Die Bremer waren wie erwartet mit einer Mischung aus etablierten Profis und Nachwuchskräften angetreten. So gehörten unterem anderem Rekordeinkauf Davy Klaassen, Co-Kapitän Moisander, Martin Harnik oder Yuya Osako der Startelf an. Vereinslegende Pizarro – natürlich mit dem größten Applaus empfangen – nahm zunächst wie Milot Rashica und Nuri Sahin auf der Bank Platz. Auch Max Kruse, dessen neuer Verein nach wie vor nicht bekannt ist, war bei seinem vorerst letzten Ausflug mit den Grün-Weißen in Oldenburg. Der scheidende Kapitän guckte sich die Partie wegen seiner Oberschenkelverletzung, aufgrund derer er schon die letzten beiden Saisonspiele verpasst hatte, auf den Sitzplätzen auf Höhe der Mittellinie an – und wurde von zahlreichen Autogrammjägern belagert. Gar nicht vor Ort waren indes die beiden Brüder Maximilian und Johannes Eggestein.

Bei sommerlichen Temperaturen kam die Partie nur langsam in Fahrt. Harnik setzte nach zwölf Minuten einen ersten Warnschuss ans Außennetz. Der VfL versteckte sich nicht, spielte durchaus gefällig nach vorn, konnte sich im letzten Drittel des Spielfeldes aber selten durchsetzen. Nach einem langen Ball von Nachwuchsspieler Pascal Hackethal spitzelte Harnik den Ball nach 18 Minuten zum ersten Tor für den Bundesligisten ins Netz. Fred Mensah Quarshie legte zum 2:0 nach (28.).

Drei Minuten später durfte dann aber erstmal der künftige Oberligist jubeln. Nach einer Flanke von links von Narciso Lubaca spritzte in der Mitte Joshua König in den Ball und ließ Werders etatmäßiger Nummer zwei Stefanos Kapino aus wenigen Metern keine Chance – 1:2 (31.).
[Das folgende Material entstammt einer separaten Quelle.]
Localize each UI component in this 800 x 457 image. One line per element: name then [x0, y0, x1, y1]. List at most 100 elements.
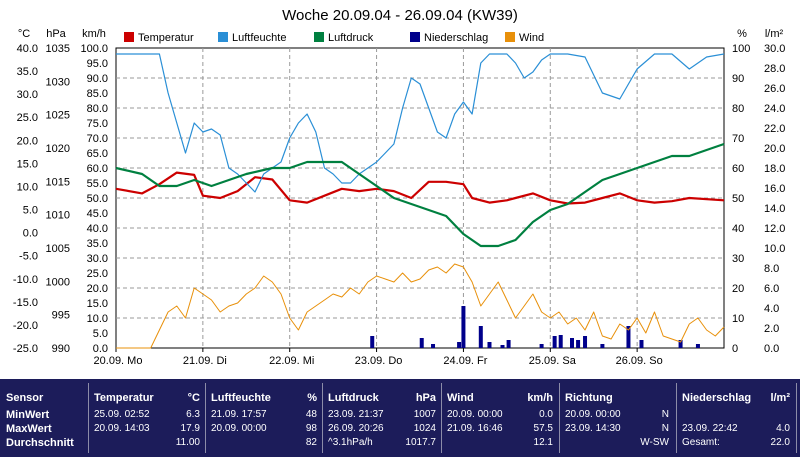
luftfeuchte-max-time: 20.09. 00:00	[211, 423, 267, 434]
separator	[322, 383, 323, 453]
precip-bar	[461, 306, 466, 348]
tick-label-right-1: 8.0	[764, 263, 779, 275]
tick-label-left-2: 70.0	[87, 133, 108, 145]
tick-label-right-1: 30.0	[764, 43, 785, 55]
axis-unit-left-2: km/h	[82, 28, 106, 40]
tick-label-right-1: 24.0	[764, 103, 785, 115]
tick-label-left-1: 990	[52, 343, 70, 355]
luftdruck-unit: hPa	[415, 392, 436, 404]
luftdruck-trend: ^3.1hPa/h	[328, 437, 373, 448]
tick-label-right-1: 12.0	[764, 223, 785, 235]
precip-bar	[583, 336, 588, 348]
temperatur-header: Temperatur	[94, 392, 154, 404]
precip-bar	[678, 340, 683, 348]
weather-chart: Woche 20.09.04 - 26.09.04 (KW39) Tempera…	[13, 7, 786, 367]
sensor-header: Sensor	[6, 392, 44, 404]
tick-label-right-1: 16.0	[764, 183, 785, 195]
x-tick-label: 24.09. Fr	[443, 355, 487, 367]
tick-label-left-0: 20.0	[17, 135, 38, 147]
tick-label-left-2: 10.0	[87, 313, 108, 325]
tick-label-left-2: 80.0	[87, 103, 108, 115]
tick-label-right-1: 18.0	[764, 163, 785, 175]
stats-col-temperatur: Temperatur °C 25.09. 02:52 6.3 20.09. 14:0…	[94, 379, 204, 457]
luftfeuchte-min-value: 48	[305, 409, 317, 420]
tick-label-right-1: 0.0	[764, 343, 779, 355]
tick-label-left-2: 60.0	[87, 163, 108, 175]
precip-bar	[576, 340, 581, 348]
tick-label-left-1: 1035	[46, 43, 70, 55]
tick-label-right-1: 22.0	[764, 123, 785, 135]
tick-label-right-1: 28.0	[764, 63, 785, 75]
tick-label-left-0: -15.0	[13, 297, 38, 309]
richtung-max-time: 23.09. 14:30	[565, 423, 621, 434]
richtung-min-value: N	[661, 409, 669, 420]
tick-label-right-0: 60	[732, 163, 744, 175]
tick-label-left-2: 40.0	[87, 223, 108, 235]
precip-bar	[487, 342, 492, 348]
tick-label-right-0: 50	[732, 193, 744, 205]
x-tick-label: 23.09. Do	[355, 355, 403, 367]
legend-label: Wind	[519, 32, 544, 44]
precip-bar	[457, 342, 462, 348]
separator	[559, 383, 560, 453]
tick-label-right-1: 10.0	[764, 243, 785, 255]
x-tick-label: 20.09. Mo	[94, 355, 143, 367]
tick-label-left-0: 15.0	[17, 158, 38, 170]
tick-label-right-1: 14.0	[764, 203, 785, 215]
tick-label-right-1: 26.0	[764, 83, 785, 95]
wind-avg: 12.1	[533, 437, 553, 448]
statistics-panel: Sensor MinWert MaxWert Durchschnitt Temp…	[0, 379, 800, 457]
luftdruck-avg: 1017.7	[405, 437, 436, 448]
legend-swatch	[218, 32, 228, 42]
tick-label-right-0: 0	[732, 343, 738, 355]
tick-label-left-2: 5.0	[93, 328, 108, 340]
precip-bar	[639, 340, 644, 348]
precip-bar	[370, 336, 375, 348]
temperatur-min-value: 6.3	[186, 409, 200, 420]
row-label-max: MaxWert	[6, 423, 52, 435]
tick-label-left-0: -5.0	[19, 251, 38, 263]
tick-label-left-2: 0.0	[93, 343, 108, 355]
chart-title: Woche 20.09.04 - 26.09.04 (KW39)	[282, 7, 518, 24]
richtung-avg: W-SW	[640, 437, 669, 448]
temperatur-max-time: 20.09. 14:03	[94, 423, 150, 434]
tick-label-right-0: 40	[732, 223, 744, 235]
precip-bar	[431, 344, 436, 348]
temperatur-min-time: 25.09. 02:52	[94, 409, 150, 420]
row-label-avg: Durchschnitt	[6, 437, 74, 449]
tick-label-right-0: 80	[732, 103, 744, 115]
wind-min-time: 20.09. 00:00	[447, 409, 503, 420]
tick-label-left-2: 55.0	[87, 178, 108, 190]
separator	[796, 383, 797, 453]
tick-label-left-2: 85.0	[87, 88, 108, 100]
precip-bar	[419, 338, 424, 348]
stats-col-sensor: Sensor MinWert MaxWert Durchschnitt	[6, 379, 86, 457]
tick-label-left-1: 1020	[46, 143, 70, 155]
separator	[441, 383, 442, 453]
legend-swatch	[124, 32, 134, 42]
stats-col-luftfeuchte: Luftfeuchte% 21.09. 17:57 48 20.09. 00:00…	[211, 379, 321, 457]
axis-unit-left-1: hPa	[46, 28, 66, 40]
legend-label: Luftdruck	[328, 32, 374, 44]
wind-header: Wind	[447, 392, 474, 404]
tick-label-left-0: 25.0	[17, 112, 38, 124]
precip-bar	[695, 344, 700, 348]
tick-label-left-0: 35.0	[17, 66, 38, 78]
precip-bar	[506, 340, 511, 348]
tick-label-left-0: -25.0	[13, 343, 38, 355]
precip-bar	[478, 326, 483, 348]
precip-bar	[626, 326, 631, 348]
wind-unit: km/h	[527, 392, 553, 404]
tick-label-right-0: 30	[732, 253, 744, 265]
tick-label-left-1: 1005	[46, 243, 70, 255]
tick-label-left-2: 35.0	[87, 238, 108, 250]
wind-min-value: 0.0	[539, 409, 553, 420]
niederschlag-total: 22.0	[770, 437, 790, 448]
tick-label-right-0: 70	[732, 133, 744, 145]
legend-label: Temperatur	[138, 32, 194, 44]
richtung-min-time: 20.09. 00:00	[565, 409, 621, 420]
tick-label-left-1: 1010	[46, 210, 70, 222]
luftfeuchte-min-time: 21.09. 17:57	[211, 409, 267, 420]
stats-col-richtung: Richtung 20.09. 00:00 N 23.09. 14:30 N W-S…	[565, 379, 673, 457]
legend-swatch	[505, 32, 515, 42]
Zehn Minuten später hatte Jonas Siegert sogar die große Chance zum Ausgleich für den VfL, aber Kapino parierte. Kurz vor dem Wechsel stellte Harnik mit seinem zweiten Tor das Ergebnis auf 3:1 (44.).

Direkt nach der Pause, in der es viele Wechsel gab, erhöhte Luc Ihorst zunächst auf 4:1 (48.) und dann auf 5:1 (54.). Der größte Beifall im zweiten Durchgang brandete indes auf, als Werder-Trainer Florian Kohfeldt in der 60. Minute das Trio Nuri Sahin, Milot Rashica und Claudio Pizarro auf den Platz schickte. In der 65. Minute schaffte es sogar ein „Flitzer“ auf den Rasen, sprintete in Richtung Strafraum, knipste schnell ein Selfie mit Pizarro und rannte jubelnd unter dem Applaus des Publikums wieder vom Platz – Pizarro nahm es mit einem Grinsen.
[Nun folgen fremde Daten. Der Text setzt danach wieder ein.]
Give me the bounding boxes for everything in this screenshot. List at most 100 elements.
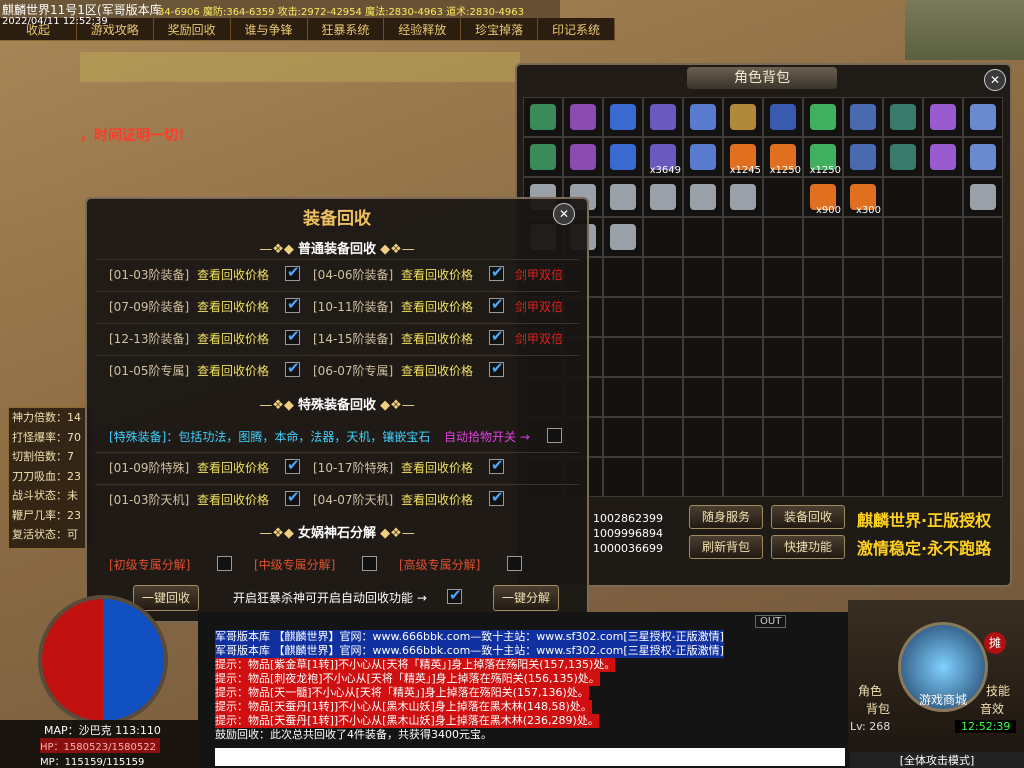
menu-item[interactable]: 珍宝掉落 (461, 18, 539, 40)
bag-slot[interactable] (603, 137, 643, 177)
bag-slot[interactable] (883, 257, 923, 297)
price-link[interactable]: 查看回收价格 (401, 461, 474, 475)
bag-slot[interactable] (643, 417, 683, 457)
bag-slot[interactable] (683, 177, 723, 217)
bag-slot[interactable] (923, 217, 963, 257)
shop-button[interactable]: 游戏商城 (898, 622, 988, 712)
hud-button[interactable]: 背包 (866, 702, 891, 716)
bag-slot[interactable] (563, 137, 603, 177)
bag-slot[interactable] (883, 177, 923, 217)
bag-slot[interactable] (923, 177, 963, 217)
bag-slot[interactable]: x1245 (723, 137, 763, 177)
bag-slot[interactable] (603, 177, 643, 217)
bag-button[interactable]: 装备回收 (771, 505, 845, 529)
bag-slot[interactable] (723, 417, 763, 457)
one-key-decompose[interactable]: 一键分解 (493, 585, 559, 611)
bag-slot[interactable] (843, 297, 883, 337)
chat-out[interactable]: OUT (755, 615, 787, 628)
attack-mode[interactable]: [全体攻击模式] (850, 752, 1024, 768)
bag-slot[interactable] (763, 457, 803, 497)
bag-slot[interactable] (643, 177, 683, 217)
menu-item[interactable]: 谁与争锋 (231, 18, 308, 40)
bag-slot[interactable] (723, 337, 763, 377)
bag-slot[interactable] (603, 257, 643, 297)
bag-slot[interactable] (963, 377, 1003, 417)
checkbox[interactable] (285, 456, 300, 474)
bag-slot[interactable] (763, 337, 803, 377)
bag-slot[interactable] (643, 297, 683, 337)
close-button[interactable]: ✕ (553, 203, 575, 225)
bag-slot[interactable] (923, 97, 963, 137)
bag-slot[interactable] (803, 97, 843, 137)
price-link[interactable]: 查看回收价格 (197, 332, 270, 346)
bag-button[interactable]: 快捷功能 (771, 535, 845, 559)
bag-slot[interactable] (683, 97, 723, 137)
bag-slot[interactable] (883, 457, 923, 497)
price-link[interactable]: 查看回收价格 (197, 493, 270, 507)
bag-slot[interactable] (643, 97, 683, 137)
bag-slot[interactable] (763, 97, 803, 137)
bag-slot[interactable] (803, 417, 843, 457)
bag-slot[interactable] (923, 137, 963, 177)
bag-slot[interactable] (803, 377, 843, 417)
checkbox[interactable] (217, 556, 232, 571)
bag-slot[interactable] (883, 97, 923, 137)
menu-item[interactable]: 奖励回收 (154, 18, 231, 40)
bag-slot[interactable] (803, 337, 843, 377)
bag-button[interactable]: 刷新背包 (689, 535, 763, 559)
bag-slot[interactable] (843, 137, 883, 177)
chat-input[interactable] (215, 748, 845, 766)
checkbox[interactable] (285, 359, 300, 377)
bag-slot[interactable] (603, 417, 643, 457)
bag-slot[interactable] (843, 217, 883, 257)
bag-slot[interactable] (643, 257, 683, 297)
price-link[interactable]: 查看回收价格 (401, 332, 474, 346)
checkbox[interactable] (489, 456, 504, 474)
price-link[interactable]: 查看回收价格 (197, 461, 270, 475)
bag-slot[interactable] (603, 377, 643, 417)
bag-slot[interactable] (883, 297, 923, 337)
bag-slot[interactable] (603, 337, 643, 377)
bag-slot[interactable] (803, 457, 843, 497)
bag-slot[interactable] (923, 457, 963, 497)
bag-slot[interactable] (763, 297, 803, 337)
bag-slot[interactable] (683, 137, 723, 177)
bag-slot[interactable] (763, 377, 803, 417)
stall-button[interactable]: 摊 (984, 632, 1006, 654)
price-link[interactable]: 查看回收价格 (401, 300, 474, 314)
bag-slot[interactable]: x900 (803, 177, 843, 217)
bag-slot[interactable] (843, 337, 883, 377)
bag-slot[interactable] (683, 457, 723, 497)
bag-slot[interactable] (923, 417, 963, 457)
bag-slot[interactable] (963, 97, 1003, 137)
bag-slot[interactable] (923, 377, 963, 417)
hud-button[interactable]: 角色 (858, 684, 883, 698)
bag-slot[interactable] (723, 177, 763, 217)
checkbox[interactable] (447, 586, 462, 604)
bag-slot[interactable] (603, 97, 643, 137)
bag-slot[interactable] (883, 417, 923, 457)
bag-slot[interactable] (603, 457, 643, 497)
bag-slot[interactable] (763, 257, 803, 297)
bag-slot[interactable] (843, 417, 883, 457)
menu-item[interactable]: 狂暴系统 (308, 18, 385, 40)
bag-slot[interactable] (963, 297, 1003, 337)
hud-button[interactable]: 音效 (980, 702, 1005, 716)
bag-slot[interactable] (683, 217, 723, 257)
bag-slot[interactable] (563, 97, 603, 137)
bag-slot[interactable] (723, 257, 763, 297)
bag-slot[interactable] (523, 97, 563, 137)
bag-slot[interactable] (803, 297, 843, 337)
price-link[interactable]: 查看回收价格 (401, 364, 474, 378)
bag-slot[interactable] (843, 377, 883, 417)
bag-slot[interactable] (923, 337, 963, 377)
bag-slot[interactable] (803, 217, 843, 257)
checkbox[interactable] (285, 488, 300, 506)
bag-slot[interactable] (963, 257, 1003, 297)
checkbox[interactable] (489, 327, 504, 345)
checkbox[interactable] (285, 295, 300, 313)
bag-slot[interactable] (603, 297, 643, 337)
bag-slot[interactable] (723, 457, 763, 497)
bag-slot[interactable] (923, 257, 963, 297)
menu-item[interactable]: 游戏攻略 (77, 18, 154, 40)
Im Spiel erhöhte Ihorst mit seinem dritten Treffer auf 6:1 (73.), kurz nachdem Pizarro mit einer Doppel-Chance an VfL-Schlussmann Sven Lameyer gescheitert war. Luca Mittelstädt vergab anschließend für den VfL die größte Gelegenheit auf einen zweiten Treffer (78.), danach traf Rashica mit einem satten Schuss die Latte (81.), ehe Pizarro unter großem Jubel mit einem Rechtsschuss den 7:1-Endstand herstellte (82.).

Tore: 0:1 Harnik (18.), 0:2 Quarshie (27.), 1:2 König (31.), 1:3 Harnik (44.), 1:5 Ihorst (48.), 1:5 Ihorst (54.), 1:6 Ihorst (73.), 1:7 Pizarro (82.).